Let’s go back to February of 2016 when the New York Times ran this headline:
Death Toll from War in Syria now 470,000, Group Finds
The headline is more conservative than a caption in the same article which reads:
At least [my emphasis] 470,000 Syrians have died as a result of the war, according to the Syrian Center for Policy Research.
This switch between the headline and the caption is consistent with a common pattern of converting an estimate, that might be either too high or too low, into a bare minimum.
Other respected outlets such as PBS, and Time jumped onto the 470,000 bandwagon with the Guardian claiming primacy in this story with an early exclusive that quotes the report’s author:
“We use very rigorous research methods and we are sure of this figure,” Rabie Nasser, the report’s author, told the Guardian. “Indirect deaths will be greater in the future, though most NGOs [non-governmental organisations] and the UN ignore them.
“We think that the UN documentation and informal estimation underestimated the casualties due to lack of access to information during the crisis,” he said.
Oddly, none of the news articles say anything about what this rigorous methodology is. The Guardian refers to “counting” which I would normally interpret as saying that the Syrian Center for Policy Research (SCPR) has a list of 470,000 people killed but it is not at all clear that they really have such a list.
This report was the source for all the media attention.
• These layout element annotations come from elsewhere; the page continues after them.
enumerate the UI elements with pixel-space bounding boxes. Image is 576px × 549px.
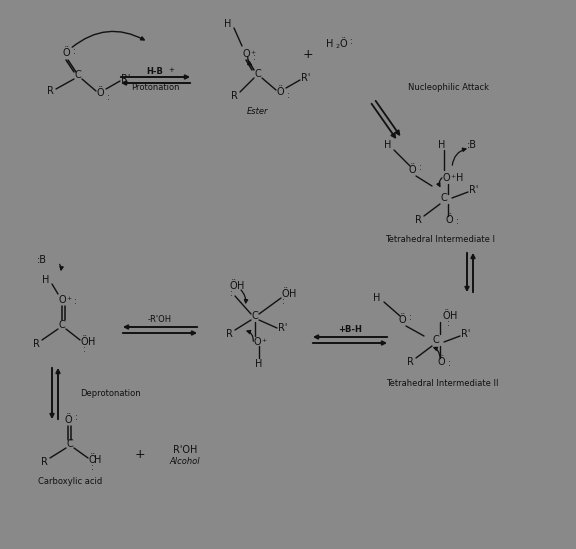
Text: R: R <box>415 215 422 225</box>
Text: :B: :B <box>37 255 47 265</box>
Text: Tetrahedral Intermediate II: Tetrahedral Intermediate II <box>386 378 498 388</box>
Text: H: H <box>456 173 464 183</box>
Text: Ö: Ö <box>339 39 347 49</box>
Text: Nucleophilic Attack: Nucleophilic Attack <box>408 83 489 92</box>
Text: :: : <box>456 217 458 227</box>
Text: :: : <box>253 53 255 63</box>
Text: O: O <box>442 173 450 183</box>
Text: R: R <box>230 91 237 101</box>
Text: H: H <box>438 140 446 150</box>
Text: Tetrahedral Intermediate I: Tetrahedral Intermediate I <box>385 236 495 244</box>
Text: R': R' <box>469 185 479 195</box>
Text: :: : <box>74 298 77 306</box>
Text: Ö: Ö <box>437 357 445 367</box>
Text: H: H <box>94 455 102 465</box>
Text: Ö: Ö <box>442 311 450 321</box>
Text: :: : <box>230 289 232 299</box>
Text: +: + <box>168 67 174 73</box>
Text: :: : <box>75 413 77 423</box>
Text: Ö: Ö <box>229 281 237 291</box>
Text: O: O <box>242 49 250 59</box>
Text: R': R' <box>301 73 310 83</box>
Text: R': R' <box>278 323 287 333</box>
Text: +: + <box>302 48 313 60</box>
Text: +: + <box>66 295 71 300</box>
Text: Protonation: Protonation <box>131 83 179 92</box>
Text: Ö: Ö <box>281 289 289 299</box>
Text: :: : <box>448 360 450 368</box>
Text: R: R <box>407 357 414 367</box>
Text: O: O <box>58 295 66 305</box>
Text: R': R' <box>122 74 131 84</box>
Text: :: : <box>73 47 75 55</box>
Text: Alcohol: Alcohol <box>170 457 200 467</box>
Text: H: H <box>384 140 392 150</box>
Text: C: C <box>441 193 448 203</box>
Text: Ö: Ö <box>62 48 70 58</box>
Text: H: H <box>88 337 96 347</box>
Text: :: : <box>82 345 85 355</box>
Text: :: : <box>282 298 285 306</box>
Text: C: C <box>433 335 439 345</box>
Text: C: C <box>255 69 262 79</box>
Text: H: H <box>42 275 50 285</box>
Text: C: C <box>59 320 65 330</box>
Text: Deprotonation: Deprotonation <box>80 389 141 399</box>
Text: -R'OH: -R'OH <box>148 316 172 324</box>
Text: Ester: Ester <box>247 108 269 116</box>
Text: H: H <box>373 293 381 303</box>
Text: R: R <box>40 457 47 467</box>
Text: H-B: H-B <box>146 68 164 76</box>
Text: +: + <box>135 449 145 462</box>
Text: R'OH: R'OH <box>173 445 197 455</box>
Text: H: H <box>224 19 232 29</box>
Text: H: H <box>255 359 263 369</box>
Text: H: H <box>450 311 458 321</box>
Text: +: + <box>450 173 456 178</box>
Text: :: : <box>287 92 289 100</box>
Text: Ö: Ö <box>445 215 453 225</box>
Text: Ö: Ö <box>408 165 416 175</box>
Text: C: C <box>252 311 259 321</box>
Text: Carboxylic acid: Carboxylic acid <box>38 478 102 486</box>
Text: :: : <box>419 164 422 172</box>
Text: H: H <box>237 281 245 291</box>
Text: C: C <box>75 70 81 80</box>
Text: :: : <box>350 37 353 47</box>
Text: Ö: Ö <box>80 337 88 347</box>
Text: C: C <box>67 439 73 449</box>
Text: R: R <box>226 329 233 339</box>
Text: Ö: Ö <box>398 315 406 325</box>
Text: :: : <box>408 313 411 322</box>
Text: +: + <box>262 338 267 343</box>
Text: Ö: Ö <box>88 455 96 465</box>
Text: R: R <box>33 339 39 349</box>
Text: :: : <box>107 92 109 102</box>
Text: +: + <box>251 49 256 54</box>
Text: R': R' <box>461 329 471 339</box>
Text: :: : <box>90 463 93 473</box>
Text: H: H <box>289 289 297 299</box>
Text: Ö: Ö <box>276 87 284 97</box>
Text: :B: :B <box>467 140 477 150</box>
Text: +B-H: +B-H <box>338 326 362 334</box>
Text: Ö: Ö <box>96 88 104 98</box>
Text: R: R <box>47 86 54 96</box>
Text: H: H <box>327 39 334 49</box>
Text: Ö: Ö <box>64 415 72 425</box>
Text: 2: 2 <box>335 43 339 48</box>
Text: :: : <box>446 320 449 328</box>
Text: O: O <box>253 337 261 347</box>
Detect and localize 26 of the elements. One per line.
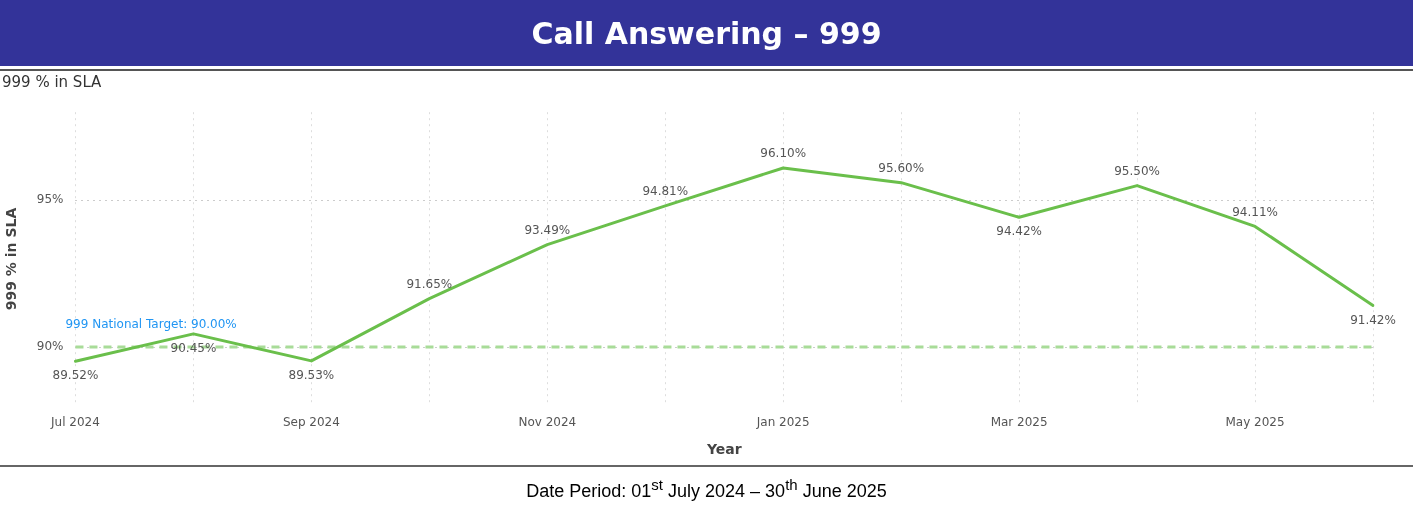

The figure of 470,000 appears just once in the report, in a throwaway line in the conclusion:
The armed conflict badly harmed human development in Syria where the fatalities in 2015 reached about 470,000 deaths, the life expectancy at birth estimated at 55.4 years, and the school age non-attendance rate projected at 45.2 per cent; consequently, the HDI of Syria is estimated to have lost 29.8 per cent of its HDI value in 2015 compared to 2010.
The only bit of the report that so much as hints at where the 470,00 number came from is this:
The report used results and methodology from a forthcoming SCPR report on the human development in Syria that is based on a comprehensive survey conducted in the mid of 2014 and covered all regions in Syria. The survey divided Syria into 698 studied regions and questionnaire three key informants, with specific criteria that guarantee inclusiveness and transparency, from each region. Moreover, the survey applied a strict system of monitoring and reviewing to ensure the correctness of responses. About 300 researchers, experts, and programmers participated in this survey.
This is nothing.
The hunger for scraps of information on the number of people killed in Syria is, apparently, so great that it is feasible to launch a bunch of news headlines just by saying you’ve looked into this question and come up with a number that is larger than what was previously thought. (I strongly suspect that having a bigger number which you use to dump on any smaller numbers is a key part of getting noticed.)
That said, the above quote does promise a new report with more details and eventually a new report was released – but the details in the new report on methodology are still woefully inadequate. They divide Syria up, interview three key informants in each area and then, somehow, calculate the number of dead people based on these interviews. I have no idea what this calculation looks like. There is a bit of description on how SCPR picked their key informants but, beyond that, the new report provides virtually no information relevant for evaluating the 470,000 figure. The SCPR doesn’t even provide a copy of their questionnaire and I can hardly even guess at what it looks like.
One thing is clear though – they did not use the standard sample survey method for estimating the number of violent deaths. Under this approach you pick a bunch of households at random, do interviews on the number of people who have lived and died in each one and extrapolate a national death rate based on death rates observed in your sample households. If the SCPR had done something like this then at least I would’ve had a sense of where the 470,000 number came from, although I’d still want to know details.
I emailed Rabie Nasser asking for details but didn’t hear back. Who knows. Maybe my message went into his spam folder. There are other people associated with this work and I’ll try to contact them and will report back if I hear something interesting.
I want to be clear. I’m not saying that this work is useless for estimating the number of people killed in the Syrian war. In fact, I suspect that the SCPR generated some really useful information on this question and on other issues as well. But until they explain what they actually did I would just disregard the work, particularly the 470,000 figure. I’m not saying that I think this number is too high or that it is too low. I just think that it is floating in thin air without any methodological moorings to enable us to understand it.
Journalists should lay off press releases taking the form of “I did some unspecified research and here are my conclusions.”